Below’s an infographic by Quicksprout on how to use a hashtag on social media.
Followers of my Twitter account know I often use hashtags. The infographic advises no more than two; I usually try not to use more than three. Hashtags are an easy way to increase a tweet’s visibility, so they should be used on a tweet one wants to see promoted.
Live tweeting things like sports or major events (election returns, etc.) are one major use for hashtags. They easily let others see your thoughts about said events in real-time; they’ll also be able to retweet your tweet, or respond. (Given Twitter’s troll problem, that last one might not always be for the best, I’ll admit.) I often live tweet things like the Super Bowl or the Stanley Cup.
There’s also the use of “joke” ones meant to be humorous or sarcastic. I definitely use those on occasion.
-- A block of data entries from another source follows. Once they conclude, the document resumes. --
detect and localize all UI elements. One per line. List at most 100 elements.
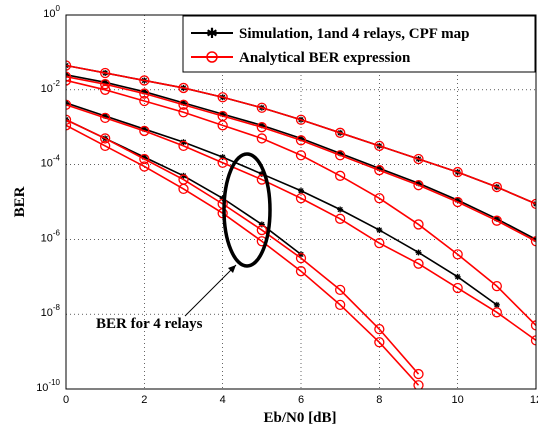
y-tick-label: 100: [43, 4, 60, 20]
analytical-series-5-point: [335, 299, 346, 311]
analytical-series-4-point: [413, 368, 424, 380]
analytical-series-3-point: [100, 84, 111, 95]
simulation-series-2-point: [298, 187, 304, 194]
analytical-series-1-point: [295, 135, 307, 146]
simulation-series-2-point: [337, 206, 344, 213]
analytical-series-5-point: [178, 183, 189, 195]
analytical-series-2-point: [66, 99, 72, 110]
analytical-series-1-point: [66, 71, 72, 82]
x-tick-label: 0: [63, 394, 69, 406]
legend-label-analytical: Analytical BER expression: [239, 50, 411, 66]
x-axis-label: Eb/N0 [dB]: [264, 410, 337, 426]
analytical-series-1-point: [256, 122, 267, 133]
analytical-series-1-point: [178, 99, 189, 110]
analytical-series-0-point: [335, 127, 346, 138]
analytical-series-1-line: [66, 75, 536, 242]
simulation-series-2-line: [66, 102, 498, 306]
annotation-arrowhead: [228, 265, 236, 273]
analytical-series-0-point: [530, 198, 536, 210]
legend-marker-analytical: [206, 51, 218, 63]
simulation-series-2-point: [376, 227, 383, 234]
analytical-series-1-point: [413, 180, 424, 191]
analytical-series-3-point: [530, 320, 536, 331]
legend-box: [182, 15, 536, 73]
analytical-series-1-point: [452, 196, 463, 208]
analytical-series-2-line: [66, 104, 536, 342]
analytical-series-0-point: [217, 92, 228, 103]
analytical-series-5-line: [66, 124, 420, 386]
analytical-series-1-point: [139, 88, 150, 99]
analytical-series-0-point: [256, 102, 267, 113]
analytical-series-2-point: [217, 157, 228, 168]
simulation-series-2-point: [454, 273, 461, 280]
analytical-series-2-point: [374, 237, 385, 249]
analytical-series-1-point: [335, 150, 346, 161]
x-tick-label: 6: [298, 394, 304, 406]
analytical-series-0-point: [178, 82, 189, 94]
analytical-series-0-point: [413, 153, 424, 165]
analytical-series-1-point: [374, 165, 385, 176]
analytical-series-4-point: [256, 224, 267, 236]
analytical-series-0-point: [139, 75, 150, 86]
analytical-series-0-point: [66, 60, 72, 71]
analytical-series-3-point: [139, 95, 150, 107]
x-tick-label: 12: [530, 394, 538, 406]
analytical-series-5-point: [139, 161, 150, 172]
analytical-series-4-point: [295, 252, 307, 264]
analytical-series-3-point: [374, 193, 385, 204]
tick-labels: 0 2 4 6 8 10 12 10-10 10-8 10-6 10-4 10-2 100: [36, 4, 538, 406]
analytical-series-4-point: [335, 284, 346, 296]
analytical-series-5-point: [100, 140, 111, 152]
y-tick-label: 10-8: [41, 303, 61, 319]
legend: ✱ Simulation, 1and 4 relays, CPF map Ana…: [182, 15, 536, 73]
annotation-ellipse: [222, 152, 272, 268]
analytical-series-4-line: [66, 118, 420, 375]
analytical-series-2-point: [335, 213, 346, 224]
y-tick-label: 10-4: [41, 154, 61, 170]
analytical-series-4-point: [374, 324, 385, 335]
analytical-series-4-point: [66, 114, 72, 125]
analytical-series-5-point: [413, 380, 424, 389]
simulation-series-2-point: [415, 249, 422, 256]
analytical-series-3-point: [413, 219, 424, 230]
x-tick-label: 4: [220, 394, 226, 406]
y-tick-label: 10-2: [41, 79, 61, 95]
analytical-series-3-point: [295, 150, 307, 161]
analytical-series-4-point: [139, 153, 150, 165]
analytical-series-3-point: [491, 280, 502, 292]
analytical-series-0-point: [295, 114, 307, 125]
analytical-series-3-point: [178, 107, 189, 118]
analytical-series-2-point: [530, 335, 536, 346]
analytical-series-3-line: [66, 79, 536, 326]
analytical-series-0-point: [491, 181, 502, 193]
analytical-series-3-point: [66, 75, 72, 86]
series-group: [66, 60, 536, 389]
annotation-arrow: [184, 264, 237, 317]
y-axis-label: BER: [12, 186, 28, 217]
analytical-series-1-point: [491, 215, 502, 226]
y-tick-label: 10-10: [36, 378, 60, 394]
analytical-series-0-point: [452, 166, 463, 178]
analytical-series-2-point: [178, 140, 189, 152]
x-tick-label: 8: [376, 394, 382, 406]
analytical-series-3-point: [217, 120, 228, 131]
analytical-series-2-point: [295, 193, 307, 204]
analytical-series-0-line: [66, 64, 536, 205]
analytical-series-5-point: [374, 337, 385, 348]
analytical-series-2-point: [413, 258, 424, 269]
analytical-series-2-point: [452, 282, 463, 294]
plot-frame: [65, 14, 537, 390]
simulation-series-2-point: [66, 99, 69, 106]
analytical-series-1-point: [530, 236, 536, 247]
analytical-series-4-point: [100, 133, 111, 144]
legend-label-simulation: Simulation, 1and 4 relays, CPF map: [239, 26, 469, 42]
simulation-series-2-point: [493, 301, 500, 308]
analytical-series-5-point: [66, 120, 72, 131]
analytical-series-2-point: [139, 125, 150, 137]
y-tick-label: 10-6: [41, 228, 61, 244]
analytical-series-1-point: [100, 79, 111, 90]
x-tick-label: 10: [452, 394, 464, 406]
analytical-series-3-point: [335, 170, 346, 181]
legend-marker-simulation: ✱: [206, 25, 218, 41]
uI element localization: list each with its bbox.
The infographic suggests that one or two hashtags on Facebook posts are the optimum number, and I’d have to agree. That said, hashtags have been slower to catch on in popularity on Facebook.
I often try to post hashtags with posts I make to my Facebook page, though I admit I don’t always remember to do so.
Instagram’s been a very popular place for hashtags. While I view 10 hashtags on a post as excessive, as the infographic notes, a lot of Instagram posts come with a rather ludicrous number.
Still, if you don’t want to go with that many, I’d suggest using two or three, which the infographic states also gets plenty of interaction.
Google+ hasn’t taken off as a social network, though it does have an active set of community forums. For those who do make profile posts, however, adding a few custom hashtags doesn’t hurt.
That said, Google+’s main advantage is being tied to Google itself, with public posts turning up in Google search results. You’d probably want to make sure your post has a few decent keywords.